- Bahula Location in West Bengal, India Bahula Bahula (India)
- Coordinates: 23°39′27″N 87°11′46″E﻿ / ﻿23.657419°N 87.195974°E
- Country: India
- State: West Bengal
- District: Paschim Bardhaman

Area
- • Total: 3.59 km^{2} (1.39 sq mi)

Population (2011)
- • Total: 17,510
- • Density: 4,880/km^{2} (12,600/sq mi)

Languages*
- • Official: Bengali, Hindi, English
- Time zone: UTC+5:30 (IST)
- PIN: 713322
- Telephone/STD code: 0341
- Vehicle registration: WB
- Lok Sabha constituency: Asansol
- Vidhan Sabha constituency: Pandaveswar
- Website: paschimbardhaman.co.in

= Bahula =

Bahula is a census town in the Pandabeswar CD block in the Durgapur subdivision of the Paschim Bardhaman district in the state of West Bengal, India.

==Geography==

===Location===
Bahula is located at .

The Asansol-Durgapur region is composed of undulating laterite soil. This area lies between two mighty rivers – the Damodar and the Ajay. They flow almost parallel to each other in the region – the average distance between the two rivers is around 30 km. For ages the area was heavily forested and infested with plunderers and marauders. The discovery of coal led to industrialisation of the area and most of the forests have been cleared.

Konardihi, Nabgram, Chak Bankola, Sankarpur, Haripur, Bahula, Chhora and Parashkol form a cluster of census towns in the southern portion of Pandabeswar CD block.

===Urbanisation===
According to the 2011 census, 79.22% of the population of the Durgapur subdivision was urban and 20.78% was rural. The Durgapur subdivision has 1 municipal corporation at Durgapur and 38 (+1 partly) census towns (partly presented in the map alongside; all places marked on the map are linked in the full-screen map).

==Demographics==
According to the 2011 Census of India, Bahula had a total population of 17,510, of which 9,095 (52%) were males and 8,415 (48%) were females. Population in the age range 0–6 years was 2,202. The total number of literate persons in Bahula was 11,445 (74.76% of the population over 6 years).

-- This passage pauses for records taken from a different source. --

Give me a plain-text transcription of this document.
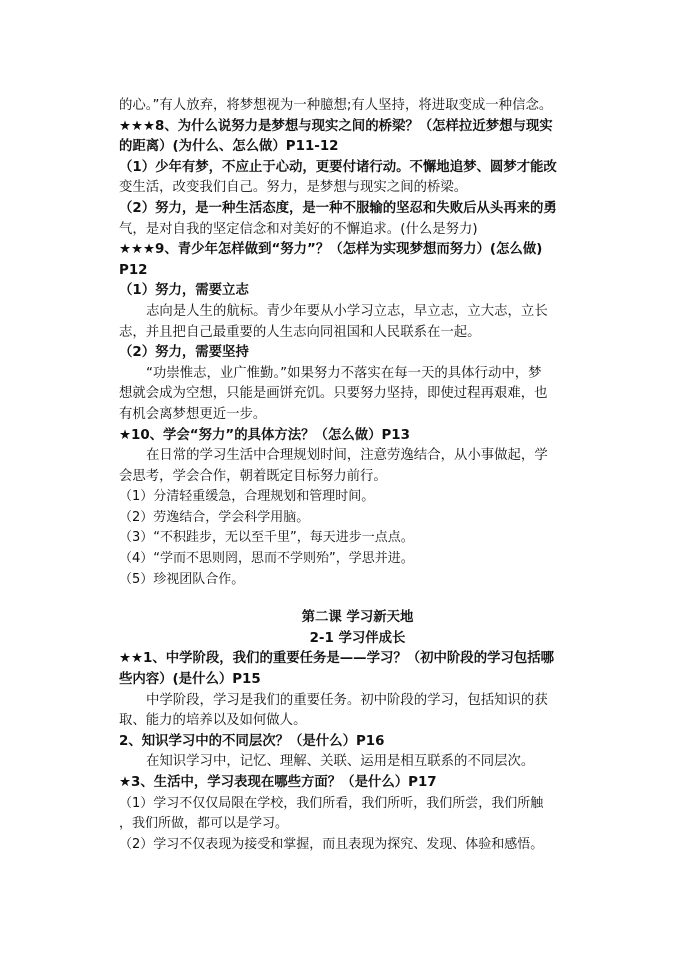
的心。”有人放弃，将梦想视为一种臆想;有人坚持，将进取变成一种信念。
★★★8、为什么说努力是梦想与现实之间的桥梁？（怎样拉近梦想与现实
的距离）(为什么、怎么做）P11-12
（1）少年有梦，不应止于心动，更要付诸行动。不懈地追梦、圆梦才能改
变生活，改变我们自己。努力，是梦想与现实之间的桥梁。
（2）努力，是一种生活态度，是一种不服输的坚忍和失败后从头再来的勇
气，是对自我的坚定信念和对美好的不懈追求。(什么是努力)
★★★9、青少年怎样做到“努力”？（怎样为实现梦想而努力）(怎么做)
P12
（1）努力，需要立志
志向是人生的航标。青少年要从小学习立志，早立志，立大志，立长
志，并且把自己最重要的人生志向同祖国和人民联系在一起。
（2）努力，需要坚持
“功崇惟志，业广惟勤。”如果努力不落实在每一天的具体行动中，梦
想就会成为空想，只能是画饼充饥。只要努力坚持，即使过程再艰难，也
有机会离梦想更近一步。
★10、学会“努力”的具体方法？（怎么做）P13
在日常的学习生活中合理规划时间，注意劳逸结合，从小事做起，学
会思考，学会合作，朝着既定目标努力前行。
（1）分清轻重缓急，合理规划和管理时间。
（2）劳逸结合，学会科学用脑。
（3）“不积跬步，无以至千里”，每天进步一点点。
（4）“学而不思则罔，思而不学则殆”，学思并进。
（5）珍视团队合作。
第二课 学习新天地
2-1 学习伴成长
★★1、中学阶段，我们的重要任务是——学习？（初中阶段的学习包括哪
些内容）(是什么）P15
中学阶段，学习是我们的重要任务。初中阶段的学习，包括知识的获
取、能力的培养以及如何做人。
2、知识学习中的不同层次？（是什么）P16
在知识学习中，记忆、理解、关联、运用是相互联系的不同层次。
★3、生活中，学习表现在哪些方面？（是什么）P17
（1）学习不仅仅局限在学校，我们所看，我们所听，我们所尝，我们所触
，我们所做，都可以是学习。
（2）学习不仅表现为接受和掌握，而且表现为探究、发现、体验和感悟。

- For language details see Pandabeswar (community development block)#Language and religion

As of 2001 India census, Bahula had a population of 16,264. Males constitute 55% of the population and females 45%. Bahula has an average literacy rate of 58%, lower than the national average of 59.5%; with 64% of the males and 36% of females literate. 13% of the population is under 6 years of age.

==Infrastructure==

According to the District Census Handbook 2011, Bardhaman, Bahula covered an area of 3.59 km^{2}. Among the civic amenities, the protected water-supply involved service reservoir, tap water from treated sources. It had 1,472 domestic electric connections. Among the educational facilities it had were 5 primary schools, 2 middleschools, 1 secondary school, 1 senior secondary school. Among the important commodities it produced were coal, paddy and cement.

==Economy==
This is a Coal Mining area. Bahula is part of Kenda Area of Eastern Coalfields Limited, a subsidiary of Coal India Limited. The area has been facing the problem of land subsidence. There are some engineering workshops at Bahula.

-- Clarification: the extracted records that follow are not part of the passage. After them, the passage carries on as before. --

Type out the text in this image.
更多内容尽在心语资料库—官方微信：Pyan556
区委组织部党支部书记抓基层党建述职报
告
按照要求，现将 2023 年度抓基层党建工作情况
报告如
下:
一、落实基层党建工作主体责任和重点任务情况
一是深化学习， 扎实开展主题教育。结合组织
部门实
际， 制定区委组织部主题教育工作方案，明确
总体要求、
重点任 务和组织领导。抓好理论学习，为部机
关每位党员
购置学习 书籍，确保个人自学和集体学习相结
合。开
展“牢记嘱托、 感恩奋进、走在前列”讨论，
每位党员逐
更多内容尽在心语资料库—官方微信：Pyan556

According to the ECL website telephone numbers, operational collieries in the Kenda Area of Eastern Coalfields in 2018 are: Bahula Colliery, Chora Block Incline, CI Jambad Colliery, Chora OCP, Haripur Colliery, Lower Kenda Colliery, New Kenda Colliery, Siduli Colliery, SK OCP and West Kenda OCP.

==Education==
Bahula has three primary and one higher secondary schools.

Bahula Sashi Smriti High School is a co-educational higher secondary school.

==Healthcare==
The Regional Hospital of Eastern Coalfields is located at Bahula.

Medical facilities (hospital/ dispensary) in the Kenda Area of ECL are available at Chhora Regional Hospital (with 30 beds) (PO Bahula), New Kenda (PO New Kenda), Lower Kenda (PO Haripur), Bahula (PO Bahula), CI Jambad (PO Bahula), Siduli (PO Siduli), Haripur (PO Haripur), CBI (PO Haripur), Chora Group pits (PO Haripur) ).